The test statistic (H) is calculated as follows: \[ H = \left(\frac{12}{n(n+1)}\right) \sum_{i=1}^k \frac{R_i^2}{n_i} - 3(n+1) \] Where:

  • \(n\) is the total number of observations.
  • \(k\) is the number of groups.
  • \(R_i\) is the sum of ranks in the \(i^{th}\) group.
  • \(n_i\) is the number of observations in the \(i^{th}\) group.

37.1.4 Calculation Steps

  1. Rank all data from all groups together; the lowest value gets rank 1, the next lowest rank 2, and so on.
  2. Calculate the sum of ranks for each group.
  3. Use the formula to calculate the H statistic.

37.1.5 Interpretation

A large value of H indicates a rejection of the null hypothesis. This value is compared against a chi-square distribution with \(k-1\) degrees of freedom. If the calculated H is greater than the critical value from the chi-square table at the desired level of significance, the null hypothesis is rejected.

37.1.6 Example Problem

Let’s consider an example where a researcher wants to compare the effectiveness of four different medications. The response scores from patients are as follows:

  • Medication A: 67, 75, 74, 70
  • Medication B: 70, 65, 76, 68
  • Medication C: 82, 85, 87, 83
  • Medication D: 60, 59, 61, 65

Hypotheses:

  • Null Hypothesis (H₀): The median response scores for all four medications are the same.
  • Alternative Hypothesis (H₁): At least one medication’s median response score is different from the others.

37.1.7 Kruskal-Wallis Test using Excel:

Download the Excel file link here

37.1.8 Kruskal-Wallis Test using R:

Code
R
# Data for the medications
med_a <- c(67, 75, 74, 70)
med_b <- c(70, 65, 76, 68)
med_c <- c(82, 85, 87, 83)
med_d <- c(60, 59, 61, 65)

# Combine into a list
data <- list(Medication_A = med_a, Medication_B = med_b, Medication_C = med_c, Medication_D = med_d)
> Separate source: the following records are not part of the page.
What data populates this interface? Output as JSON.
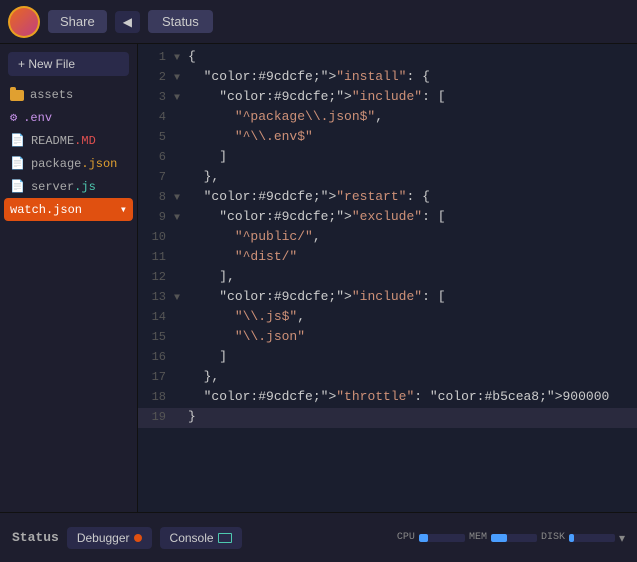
{
  "topbar": {
    "share_label": "Share",
    "back_label": "◀",
    "status_label": "Status"
  },
  "sidebar": {
    "new_file_label": "+ New File",
    "items": [
      {
        "id": "assets",
        "label": "assets",
        "type": "folder"
      },
      {
        "id": "env",
        "label": ".env",
        "type": "env"
      },
      {
        "id": "readme",
        "label": "README",
        "ext": ".MD",
        "type": "md"
      },
      {
        "id": "package-json",
        "label": "package",
        "ext": ".json",
        "type": "json"
      },
      {
        "id": "server-js",
        "label": "server",
        "ext": ".js",
        "type": "js"
      },
      {
        "id": "watch-json",
        "label": "watch.json",
        "type": "active"
      }
    ]
  },
  "editor": {
    "filename": "watch.json",
    "lines": [
      {
        "num": 1,
        "arrow": "▼",
        "code": "{",
        "highlight": false
      },
      {
        "num": 2,
        "arrow": "▼",
        "code": "  \"install\": {",
        "highlight": false
      },
      {
        "num": 3,
        "arrow": "▼",
        "code": "    \"include\": [",
        "highlight": false
      },
      {
        "num": 4,
        "arrow": " ",
        "code": "      \"^package\\\\.json$\",",
        "highlight": false
      },
      {
        "num": 5,
        "arrow": " ",
        "code": "      \"^\\\\.env$\"",
        "highlight": false
      },
      {
        "num": 6,
        "arrow": " ",
        "code": "    ]",
        "highlight": false
      },
      {
        "num": 7,
        "arrow": " ",
        "code": "  },",
        "highlight": false
      },
      {
        "num": 8,
        "arrow": "▼",
        "code": "  \"restart\": {",
        "highlight": false
      },
      {
        "num": 9,
        "arrow": "▼",
        "code": "    \"exclude\": [",
        "highlight": false
      },
      {
        "num": 10,
        "arrow": " ",
        "code": "      \"^public/\",",
        "highlight": false
      },
      {
        "num": 11,
        "arrow": " ",
        "code": "      \"^dist/\"",
        "highlight": false
      },
      {
        "num": 12,
        "arrow": " ",
        "code": "    ],",
        "highlight": false
      },
      {
        "num": 13,
        "arrow": "▼",
        "code": "    \"include\": [",
        "highlight": false
      },
      {
        "num": 14,
        "arrow": " ",
        "code": "      \"\\\\.js$\",",
        "highlight": false
      },
      {
        "num": 15,
        "arrow": " ",
        "code": "      \"\\\\.json\"",
        "highlight": false
      },
      {
        "num": 16,
        "arrow": " ",
        "code": "    ]",
        "highlight": false
      },
      {
        "num": 17,
        "arrow": " ",
        "code": "  },",
        "highlight": false
      },
      {
        "num": 18,
        "arrow": " ",
        "code": "  \"throttle\": 900000",
        "highlight": false
      },
      {
        "num": 19,
        "arrow": " ",
        "code": "}",
        "highlight": true
      }
    ]
  },
  "bottombar": {
    "status_label": "Status",
    "debugger_label": "Debugger",
    "console_label": "Console",
    "cpu_label": "CPU",
    "mem_label": "MEM",
    "disk_label": "DISK"
  }
}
# Perform Kruskal-Wallis test
kw_test <- kruskal.test(data)

# Print the results
print(kw_test)

    Kruskal-Wallis rank sum test

data:  data
Kruskal-Wallis chi-squared = 12.55, df = 3, p-value = 0.005719

37.1.9 Kruskal-Wallis Test using Python:

Code
Python
from scipy.stats import kruskal

# Data for the medications
med_a = [67, 75, 74, 70]
med_b = [70, 65, 76, 68]
med_c = [82, 85, 87, 83]
med_d = [60, 59, 61, 65]

# Perform Kruskal-Wallis test
statistic, p_value = kruskal(med_a, med_b, med_c, med_d)

# Print the results
print("Kruskal-Wallis statistic:", statistic, "P-value:", p_value)
Kruskal-Wallis statistic: 12.54977876106195 P-value: 0.005718662446349043

This method allows for a robust analysis of variance when the data is not suited to traditional ANOVA, providing valuable insights in fields such as medicine, psychology, and ecological research.